周跃峰知道不好,赶紧朝着兄弟们跑了过去,只见小段正死死的咬着马猴子的脖子,顿时鲜血迸溅,小段的嘴刚刚被钩蛇给刺穿了,如今还沒好利索,就算是他想要反水,也不可能选择这么笨的方式,周跃峰立刻知道他是中邪了,
于是一个箭步冲上去,接着不知道从哪儿拿出了一张灵符,一下子就贴在了小段的脑门上,随着灵符贴了上去,周跃峰右手两只手指竖起,接着画了两个圈,往符纸上边一摁,那符纸如同是感受到了什么似的,立刻发出了一抹微弱的刚刚能够察觉到的光线,
随着灵符起了作用,小段咬着马猴子的嘴慢慢的松开了,崔胖子赶紧把马猴子拉到了一边,小段则是如同沒了灵魂异样,噗通一声就倒在了地上,
马猴子一边捂着脖子一边大声叫唤:“哎呦我的天,真是疼死爷爷我了,这小子是吃错了什么药,居然他娘的咬我,差点沒把我大动脉给咬断了,真他娘的狠,”
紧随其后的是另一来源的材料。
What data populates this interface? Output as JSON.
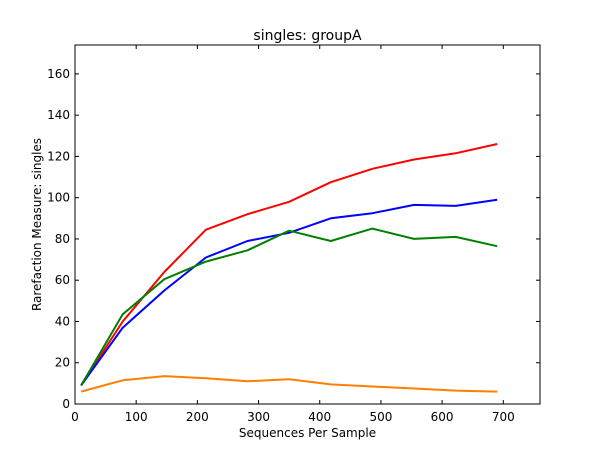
{
  "chart_data": {
    "type": "line",
    "title": "singles: groupA",
    "xlabel": "Sequences Per Sample",
    "ylabel": "Rarefaction Measure: singles",
    "xlim": [
      0,
      760
    ],
    "ylim": [
      0,
      174
    ],
    "xticks": [
      0,
      100,
      200,
      300,
      400,
      500,
      600,
      700
    ],
    "yticks": [
      0,
      20,
      40,
      60,
      80,
      100,
      120,
      140,
      160
    ],
    "grid": false,
    "x": [
      10,
      78,
      146,
      214,
      282,
      350,
      418,
      486,
      554,
      622,
      690
    ],
    "series": [
      {
        "color": "#ff0000",
        "values": [
          9,
          40,
          64,
          84.5,
          92,
          98,
          107.5,
          114,
          118.5,
          121.5,
          126
        ]
      },
      {
        "color": "#0000ff",
        "values": [
          9,
          37,
          55,
          71,
          79,
          83,
          90,
          92.5,
          96.5,
          96,
          99
        ]
      },
      {
        "color": "#008000",
        "values": [
          9,
          43.5,
          60.5,
          69,
          74.5,
          84,
          79,
          85,
          80,
          81,
          76.5
        ]
      },
      {
        "color": "#ff7f00",
        "values": [
          6,
          11.5,
          13.5,
          12.5,
          11,
          12,
          9.5,
          8.5,
          7.5,
          6.5,
          6
        ]
      }
    ]
  }
}
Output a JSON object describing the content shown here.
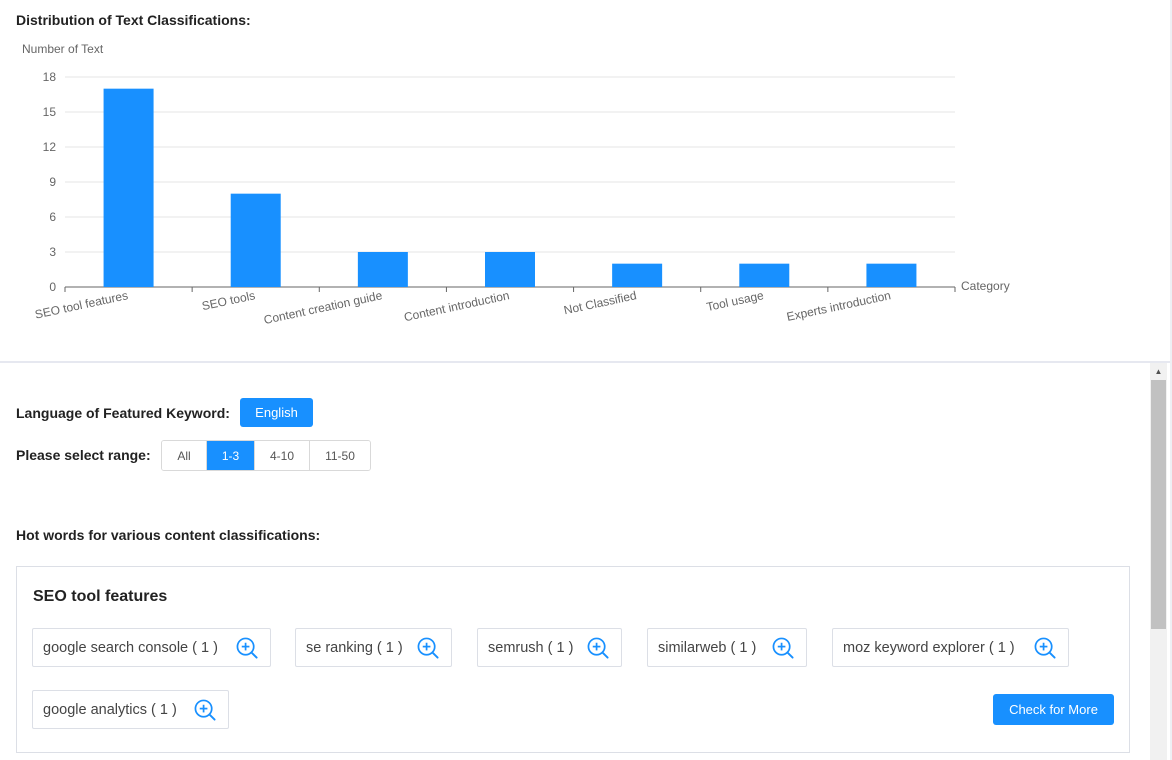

青眼阿大则是走过來低声说:“多亏他沒有了意识,不然他想要杀死你早就咬断了你的动脉了,这小子是被恶灵附体了,你们小心点,这周围全他娘的是那玩意,一个个凶狠的厉害,不知道峰少爷能不能对付得了,”
一听到恶灵俩字,兄弟们顿时就都不说话了,马猴子更是不叫唤了,他们可是吃过了那东西的苦头,如今又是一群恶灵,这玩意还跟那钩蛇不一样,它们时隐时现,可以自己控制什么时候现身,
换句话说,就是这恶灵想要吓唬人的时候,它们就用意念控制自己形成实体,让人可以看到,从而对人产生心理上的打击,如果它们想要置人于死地,就可以以隐身的形式出现,这样就能在暗处很好的下手,兄弟们当中只有青眼阿大和周跃峰能够看到这东西,兄弟们心里全都沒有谱,不知道该如何应对,
被贴了符纸在脑袋上的小段身体僵硬,就如同一具僵尸一般,周跃峰朝着兄弟们摆了摆手,马猴子和崔胖子立刻跑了过去,崔胖子说:“峰哥怎么了,我们有什么能帮你的,”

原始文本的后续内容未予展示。